Monday, 2 November 2009

TalkTalk Criticize Broadband Tax Plans

The Government 's plans to introduce a broadband tax in order to cover the cost of providing 'broadband for all' has been criticized by telecoms company TalkTalk. The planned tax, announced as part of the Digital Britain report, would cost users around £0.50 per month and is likely to be leveled at those receiving fixed line broadband.

TalkTalk's chief executive Charles Dunstone (who seems to enjoy being provocative) has said that the £6 per year tax could force low-income households to give up their internet connections:

"This is an unjust and regressive tax on all phone customers which will subsidise mostly richer rural households that can afford high priced super fast broadband services. As well as being unfair we estimate that the increase in price will mean that over 100,000 mostly low income homes will be forced to give up their broadband lines. This is wholly inconsistent with the government's plans to tackle digital exclusion."
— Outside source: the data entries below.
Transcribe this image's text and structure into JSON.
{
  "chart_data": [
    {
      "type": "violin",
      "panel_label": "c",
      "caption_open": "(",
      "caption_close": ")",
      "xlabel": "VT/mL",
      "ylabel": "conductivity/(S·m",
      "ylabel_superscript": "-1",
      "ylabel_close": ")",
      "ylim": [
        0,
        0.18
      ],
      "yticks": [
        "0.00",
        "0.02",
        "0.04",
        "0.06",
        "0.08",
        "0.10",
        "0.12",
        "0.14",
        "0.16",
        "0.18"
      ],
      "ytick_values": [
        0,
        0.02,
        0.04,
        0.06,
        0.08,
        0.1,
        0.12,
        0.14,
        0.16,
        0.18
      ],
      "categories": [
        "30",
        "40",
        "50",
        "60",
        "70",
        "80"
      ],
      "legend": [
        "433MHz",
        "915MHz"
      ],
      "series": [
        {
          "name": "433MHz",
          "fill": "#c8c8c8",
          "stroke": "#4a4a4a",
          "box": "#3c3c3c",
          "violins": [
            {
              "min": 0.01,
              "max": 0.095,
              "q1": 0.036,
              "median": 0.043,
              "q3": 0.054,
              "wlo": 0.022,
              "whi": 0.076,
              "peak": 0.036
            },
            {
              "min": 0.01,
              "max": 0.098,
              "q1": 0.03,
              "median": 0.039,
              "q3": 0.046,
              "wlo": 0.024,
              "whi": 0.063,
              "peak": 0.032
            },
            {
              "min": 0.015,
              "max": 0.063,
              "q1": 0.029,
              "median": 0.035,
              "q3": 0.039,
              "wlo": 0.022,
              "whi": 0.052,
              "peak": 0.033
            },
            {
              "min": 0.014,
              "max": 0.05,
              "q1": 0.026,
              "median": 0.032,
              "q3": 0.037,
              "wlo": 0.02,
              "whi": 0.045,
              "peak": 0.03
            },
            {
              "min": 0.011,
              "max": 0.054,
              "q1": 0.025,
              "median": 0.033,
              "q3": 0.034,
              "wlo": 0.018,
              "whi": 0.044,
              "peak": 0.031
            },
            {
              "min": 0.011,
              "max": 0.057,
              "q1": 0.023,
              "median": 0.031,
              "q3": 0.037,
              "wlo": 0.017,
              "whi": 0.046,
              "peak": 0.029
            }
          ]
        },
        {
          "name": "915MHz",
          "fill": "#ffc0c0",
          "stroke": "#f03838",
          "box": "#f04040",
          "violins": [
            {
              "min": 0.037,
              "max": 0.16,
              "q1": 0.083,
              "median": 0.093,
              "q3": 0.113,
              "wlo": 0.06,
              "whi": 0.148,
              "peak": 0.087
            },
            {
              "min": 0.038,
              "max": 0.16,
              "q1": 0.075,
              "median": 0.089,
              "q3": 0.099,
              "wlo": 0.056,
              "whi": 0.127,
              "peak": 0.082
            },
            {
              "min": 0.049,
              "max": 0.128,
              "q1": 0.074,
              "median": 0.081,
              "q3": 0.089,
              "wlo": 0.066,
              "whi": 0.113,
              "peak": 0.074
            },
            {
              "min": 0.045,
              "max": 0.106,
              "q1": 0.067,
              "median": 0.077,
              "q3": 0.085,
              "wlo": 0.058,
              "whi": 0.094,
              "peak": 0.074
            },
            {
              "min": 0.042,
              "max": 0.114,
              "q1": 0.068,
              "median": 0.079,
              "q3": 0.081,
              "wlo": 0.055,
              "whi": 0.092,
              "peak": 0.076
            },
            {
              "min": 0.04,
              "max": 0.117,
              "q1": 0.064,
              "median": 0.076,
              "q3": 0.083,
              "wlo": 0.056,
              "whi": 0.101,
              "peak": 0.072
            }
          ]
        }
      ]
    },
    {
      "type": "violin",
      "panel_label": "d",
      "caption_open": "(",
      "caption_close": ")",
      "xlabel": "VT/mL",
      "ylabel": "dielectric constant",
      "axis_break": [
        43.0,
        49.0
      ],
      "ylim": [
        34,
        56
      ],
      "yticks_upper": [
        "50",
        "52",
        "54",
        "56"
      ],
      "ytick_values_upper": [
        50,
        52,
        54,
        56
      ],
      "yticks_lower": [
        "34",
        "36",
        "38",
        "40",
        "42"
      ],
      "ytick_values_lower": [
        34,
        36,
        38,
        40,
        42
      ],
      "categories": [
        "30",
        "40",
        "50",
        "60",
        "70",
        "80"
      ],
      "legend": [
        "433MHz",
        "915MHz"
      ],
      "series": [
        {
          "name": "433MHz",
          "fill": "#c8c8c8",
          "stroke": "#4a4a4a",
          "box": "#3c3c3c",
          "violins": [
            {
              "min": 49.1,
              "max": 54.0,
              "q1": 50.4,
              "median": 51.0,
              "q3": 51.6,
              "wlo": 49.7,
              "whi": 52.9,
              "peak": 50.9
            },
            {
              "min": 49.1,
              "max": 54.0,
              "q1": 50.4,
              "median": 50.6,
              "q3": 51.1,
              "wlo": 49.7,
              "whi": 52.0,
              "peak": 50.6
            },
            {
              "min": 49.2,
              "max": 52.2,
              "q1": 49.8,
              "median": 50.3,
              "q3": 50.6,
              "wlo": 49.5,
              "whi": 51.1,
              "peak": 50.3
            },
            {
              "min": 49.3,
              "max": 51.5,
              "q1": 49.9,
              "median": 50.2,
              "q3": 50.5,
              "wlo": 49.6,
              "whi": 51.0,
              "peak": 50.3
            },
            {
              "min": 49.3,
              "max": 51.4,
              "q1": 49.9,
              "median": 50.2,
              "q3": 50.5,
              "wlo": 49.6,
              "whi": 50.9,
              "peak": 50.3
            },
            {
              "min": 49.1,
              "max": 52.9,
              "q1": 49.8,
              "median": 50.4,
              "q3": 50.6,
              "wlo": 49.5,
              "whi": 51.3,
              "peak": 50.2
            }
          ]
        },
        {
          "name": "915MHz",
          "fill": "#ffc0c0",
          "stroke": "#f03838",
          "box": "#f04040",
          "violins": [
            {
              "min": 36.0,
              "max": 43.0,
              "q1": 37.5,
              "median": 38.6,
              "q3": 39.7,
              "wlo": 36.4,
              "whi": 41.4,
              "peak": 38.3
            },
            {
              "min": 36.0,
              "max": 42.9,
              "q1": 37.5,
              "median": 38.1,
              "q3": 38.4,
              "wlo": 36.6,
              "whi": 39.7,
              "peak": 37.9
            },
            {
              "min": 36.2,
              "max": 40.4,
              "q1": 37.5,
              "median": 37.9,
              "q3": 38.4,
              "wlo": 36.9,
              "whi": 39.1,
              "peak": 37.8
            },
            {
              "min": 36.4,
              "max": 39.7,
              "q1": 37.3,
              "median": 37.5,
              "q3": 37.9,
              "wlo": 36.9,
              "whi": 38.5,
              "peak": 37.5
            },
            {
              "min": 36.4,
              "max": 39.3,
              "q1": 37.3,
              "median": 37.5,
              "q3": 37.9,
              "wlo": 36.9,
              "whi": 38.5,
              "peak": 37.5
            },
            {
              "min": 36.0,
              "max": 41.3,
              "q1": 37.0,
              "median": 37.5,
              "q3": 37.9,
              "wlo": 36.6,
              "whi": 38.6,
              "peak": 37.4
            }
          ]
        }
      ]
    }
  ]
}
Whilst it is admirable to defend those who are on low incomes who stand to gain from having a broadband connection, the figures just don't add up. An extra 50p per month is unlikely to dissuade people from getting connected. Cheaper alternative such as pay as you go mobile broadband are available and the benefits of an internet connection are hard to ignore.

Only 10% of people polled by Ofcom this summer intended to cut back on broadband costs. With the money people are able to save by shopping online a broadband connection could pay for itself.

BT have previously suggested that the tax be paid by those who own a mobile phone in order to spread the cost. The Conservatives have opposed broadband taxation so the outcome of the general election might decide the fate of the tax.